His solution, the Piotroski F-Score, became a cornerstone of fundamental quantitative analysis.
#The Value Trap Problem
Value investing inherently involves buying companies that the market has abandoned. While a portfolio of cheap stocks outperforms a portfolio of expensive stocks on average, the internal distribution of a value portfolio is highly skewed.
Historically, less than 44% of firms in the highest book-to-market quintile earn positive market-adjusted returns in the following year. A small number of massive winners pull up the average, while the majority of the portfolio slowly bleeds out or goes bankrupt. This is the definition of a value trap.
#The 9-Point F-Score Framework
Piotroski designed a binary 9-point scoring system using information found universally in corporate financial statements.
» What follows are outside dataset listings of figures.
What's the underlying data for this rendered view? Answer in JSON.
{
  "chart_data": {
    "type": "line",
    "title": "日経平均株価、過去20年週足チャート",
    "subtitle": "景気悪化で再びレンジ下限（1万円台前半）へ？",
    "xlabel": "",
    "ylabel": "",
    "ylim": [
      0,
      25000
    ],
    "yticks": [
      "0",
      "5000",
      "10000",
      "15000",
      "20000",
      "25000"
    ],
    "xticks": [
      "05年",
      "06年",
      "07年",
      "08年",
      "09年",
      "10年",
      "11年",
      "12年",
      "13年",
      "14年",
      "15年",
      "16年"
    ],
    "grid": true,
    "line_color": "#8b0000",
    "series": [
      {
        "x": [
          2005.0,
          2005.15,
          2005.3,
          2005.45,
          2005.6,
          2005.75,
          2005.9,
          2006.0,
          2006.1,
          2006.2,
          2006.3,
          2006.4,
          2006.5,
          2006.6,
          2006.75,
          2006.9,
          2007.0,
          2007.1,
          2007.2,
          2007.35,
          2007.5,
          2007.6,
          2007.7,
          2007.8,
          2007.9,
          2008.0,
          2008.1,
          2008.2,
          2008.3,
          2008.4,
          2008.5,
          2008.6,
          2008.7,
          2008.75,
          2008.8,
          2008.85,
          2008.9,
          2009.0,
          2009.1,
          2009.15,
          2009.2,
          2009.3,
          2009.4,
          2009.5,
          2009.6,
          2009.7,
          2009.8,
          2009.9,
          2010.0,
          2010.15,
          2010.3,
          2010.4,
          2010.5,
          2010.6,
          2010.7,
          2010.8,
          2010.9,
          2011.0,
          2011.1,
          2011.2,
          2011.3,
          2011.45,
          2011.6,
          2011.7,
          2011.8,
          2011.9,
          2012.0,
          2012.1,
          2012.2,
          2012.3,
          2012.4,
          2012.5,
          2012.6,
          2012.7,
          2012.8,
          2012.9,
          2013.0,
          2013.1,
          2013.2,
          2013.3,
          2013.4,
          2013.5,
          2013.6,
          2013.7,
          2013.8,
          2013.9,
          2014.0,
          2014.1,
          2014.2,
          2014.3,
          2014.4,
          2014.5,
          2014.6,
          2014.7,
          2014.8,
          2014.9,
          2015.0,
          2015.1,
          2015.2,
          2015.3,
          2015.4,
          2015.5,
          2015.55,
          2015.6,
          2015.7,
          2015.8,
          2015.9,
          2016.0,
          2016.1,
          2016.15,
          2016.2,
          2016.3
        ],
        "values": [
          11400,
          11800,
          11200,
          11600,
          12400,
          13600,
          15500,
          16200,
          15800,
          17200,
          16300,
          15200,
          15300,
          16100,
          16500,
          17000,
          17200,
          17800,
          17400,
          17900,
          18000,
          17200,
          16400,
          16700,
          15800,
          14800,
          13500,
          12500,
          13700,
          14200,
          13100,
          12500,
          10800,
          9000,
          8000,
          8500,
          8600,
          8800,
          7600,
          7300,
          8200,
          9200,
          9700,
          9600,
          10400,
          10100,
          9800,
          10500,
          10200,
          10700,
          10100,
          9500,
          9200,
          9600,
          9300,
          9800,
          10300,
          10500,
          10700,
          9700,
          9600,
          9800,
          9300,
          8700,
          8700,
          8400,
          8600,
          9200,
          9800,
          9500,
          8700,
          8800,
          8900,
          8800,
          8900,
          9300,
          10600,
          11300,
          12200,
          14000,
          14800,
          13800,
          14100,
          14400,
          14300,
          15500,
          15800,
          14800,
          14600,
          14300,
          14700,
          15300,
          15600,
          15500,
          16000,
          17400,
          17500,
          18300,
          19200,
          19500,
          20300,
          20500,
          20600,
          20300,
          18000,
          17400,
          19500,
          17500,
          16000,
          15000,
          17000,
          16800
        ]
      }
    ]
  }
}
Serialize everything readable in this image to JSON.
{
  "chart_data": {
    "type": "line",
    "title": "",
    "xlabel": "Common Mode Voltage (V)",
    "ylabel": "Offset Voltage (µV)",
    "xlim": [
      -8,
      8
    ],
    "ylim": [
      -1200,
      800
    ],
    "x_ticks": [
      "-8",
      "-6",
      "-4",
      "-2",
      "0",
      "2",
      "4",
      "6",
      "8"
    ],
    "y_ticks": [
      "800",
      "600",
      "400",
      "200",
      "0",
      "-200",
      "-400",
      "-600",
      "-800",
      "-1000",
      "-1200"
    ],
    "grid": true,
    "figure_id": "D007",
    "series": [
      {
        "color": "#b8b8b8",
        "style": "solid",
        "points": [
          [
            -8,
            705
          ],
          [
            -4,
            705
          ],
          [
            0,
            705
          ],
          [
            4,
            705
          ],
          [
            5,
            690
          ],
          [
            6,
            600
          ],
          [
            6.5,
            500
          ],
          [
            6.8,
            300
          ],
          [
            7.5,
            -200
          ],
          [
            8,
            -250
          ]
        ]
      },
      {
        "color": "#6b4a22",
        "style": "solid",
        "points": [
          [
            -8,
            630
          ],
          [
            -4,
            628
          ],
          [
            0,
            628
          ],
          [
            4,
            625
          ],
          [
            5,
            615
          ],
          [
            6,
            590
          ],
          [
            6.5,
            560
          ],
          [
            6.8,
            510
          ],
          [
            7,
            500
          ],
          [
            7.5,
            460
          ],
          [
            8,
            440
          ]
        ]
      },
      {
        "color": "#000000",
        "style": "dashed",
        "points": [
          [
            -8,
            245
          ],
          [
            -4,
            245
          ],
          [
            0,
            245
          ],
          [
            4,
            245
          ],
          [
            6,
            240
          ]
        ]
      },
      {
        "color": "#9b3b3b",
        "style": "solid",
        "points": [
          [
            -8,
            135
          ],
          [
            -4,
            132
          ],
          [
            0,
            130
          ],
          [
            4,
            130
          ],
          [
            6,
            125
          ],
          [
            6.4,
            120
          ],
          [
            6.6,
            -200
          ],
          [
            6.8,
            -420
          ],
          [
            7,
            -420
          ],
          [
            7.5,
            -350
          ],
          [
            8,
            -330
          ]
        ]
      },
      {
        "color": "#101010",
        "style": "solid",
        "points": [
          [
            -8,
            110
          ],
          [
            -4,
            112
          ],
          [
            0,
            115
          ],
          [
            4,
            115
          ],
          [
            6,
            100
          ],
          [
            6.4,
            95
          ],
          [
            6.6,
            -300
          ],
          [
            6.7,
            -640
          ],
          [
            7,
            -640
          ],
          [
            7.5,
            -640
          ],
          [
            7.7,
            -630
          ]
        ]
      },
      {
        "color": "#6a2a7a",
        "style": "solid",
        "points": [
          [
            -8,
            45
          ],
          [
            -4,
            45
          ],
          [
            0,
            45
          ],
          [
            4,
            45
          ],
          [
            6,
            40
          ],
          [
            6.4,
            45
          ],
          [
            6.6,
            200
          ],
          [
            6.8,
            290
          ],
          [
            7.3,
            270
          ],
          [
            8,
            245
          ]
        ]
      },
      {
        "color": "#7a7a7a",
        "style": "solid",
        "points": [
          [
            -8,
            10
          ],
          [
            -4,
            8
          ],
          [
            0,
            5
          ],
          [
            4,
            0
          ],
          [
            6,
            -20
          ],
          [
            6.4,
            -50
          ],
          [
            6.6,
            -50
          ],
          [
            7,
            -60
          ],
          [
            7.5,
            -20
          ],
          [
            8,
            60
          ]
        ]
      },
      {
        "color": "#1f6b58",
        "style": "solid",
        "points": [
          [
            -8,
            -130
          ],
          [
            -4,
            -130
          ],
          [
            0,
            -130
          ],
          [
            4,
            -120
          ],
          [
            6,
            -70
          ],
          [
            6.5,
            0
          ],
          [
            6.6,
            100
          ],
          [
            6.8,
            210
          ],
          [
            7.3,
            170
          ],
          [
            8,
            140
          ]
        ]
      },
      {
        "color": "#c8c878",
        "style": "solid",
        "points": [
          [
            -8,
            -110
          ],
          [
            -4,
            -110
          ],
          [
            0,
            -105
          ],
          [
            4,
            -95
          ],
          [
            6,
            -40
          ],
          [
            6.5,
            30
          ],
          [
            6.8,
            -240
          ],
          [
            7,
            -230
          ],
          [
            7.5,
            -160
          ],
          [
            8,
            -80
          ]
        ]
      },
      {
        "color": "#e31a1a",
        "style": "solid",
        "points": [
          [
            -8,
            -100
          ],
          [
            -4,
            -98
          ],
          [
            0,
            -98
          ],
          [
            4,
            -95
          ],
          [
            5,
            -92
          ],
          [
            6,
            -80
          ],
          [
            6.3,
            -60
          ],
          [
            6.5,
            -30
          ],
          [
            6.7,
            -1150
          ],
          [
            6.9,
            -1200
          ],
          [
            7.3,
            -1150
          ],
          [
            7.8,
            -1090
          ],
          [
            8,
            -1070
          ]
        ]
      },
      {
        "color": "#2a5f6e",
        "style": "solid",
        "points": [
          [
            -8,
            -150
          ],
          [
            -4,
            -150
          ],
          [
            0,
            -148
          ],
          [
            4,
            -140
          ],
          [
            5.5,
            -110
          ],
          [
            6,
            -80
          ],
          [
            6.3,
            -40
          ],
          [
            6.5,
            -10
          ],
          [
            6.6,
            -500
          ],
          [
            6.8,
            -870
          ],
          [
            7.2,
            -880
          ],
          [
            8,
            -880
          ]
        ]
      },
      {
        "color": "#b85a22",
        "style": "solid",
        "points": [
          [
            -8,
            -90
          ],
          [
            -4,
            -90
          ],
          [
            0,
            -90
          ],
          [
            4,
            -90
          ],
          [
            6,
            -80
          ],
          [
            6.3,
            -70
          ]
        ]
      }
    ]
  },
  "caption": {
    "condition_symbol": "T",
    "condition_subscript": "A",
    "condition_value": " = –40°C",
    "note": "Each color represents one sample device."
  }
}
A company scores 1 point for passing a test, and 0 points for failing it. The tests evaluate three specific areas of a firm's financial health:
1. Profitability (4 points) - **Positive Return on Assets (ROA):** 1 point if net income is positive. - **Positive Operating Cash Flow (CFO):** 1 point if operating cash flow is positive. - **Rising ROA (ΔROA):** 1 point if the current year's ROA is higher than the previous year's ROA. - **Quality of Earnings (Accruals):** 1 point if operating cash flow strictly exceeds net income. This ensures profits aren't just accounting fiction.
2. Leverage, Liquidity, and Source of Funds (3 points) - **Decreasing Leverage (ΔLeverage):** 1 point if the ratio of long-term debt to total assets decreased from the prior year. - **Increasing Liquidity (ΔCurrent Ratio):** 1 point if the current ratio (current assets / current liabilities) improved over the past year. - **No Dilution (Eq_Offer):** 1 point if the company did not issue new common equity in the last year. Distressed firms issuing equity usually signals desperation.
3. Operating Efficiency (2 points) - **Increasing Gross Margin (ΔMargin):** 1 point if gross margins expanded year-over-year. This signals pricing power or reduced factor costs. - **Increasing Asset Turnover (ΔTurnover):** 1 point if asset turnover (revenue / average total assets) improved. This signals greater productivity from the firm's asset base.
#The Empirical Results
Piotroski tested his F-Score on all high book-to-market (cheap) firms from 1976 to 1996. The results were startling.
The Power of High Scores Firms that scored an 8 or 9 generated an average annual return that was 7.5% higher than the average return of the entire high book-to-market portfolio.
The Long/Short Spread By buying the high F-Score value stocks (scores 8-9) and shorting the low F-Score value stocks (scores 0-1), Piotroski's simulated strategy generated an astonishing 23% annual market-adjusted return between 1976 and 1996.
#Conclusion & Application
The greatest lesson from Piotroski is that "cheap" is not an investment thesis. Cheap combined with improving fundamental trajectory is an investment thesis.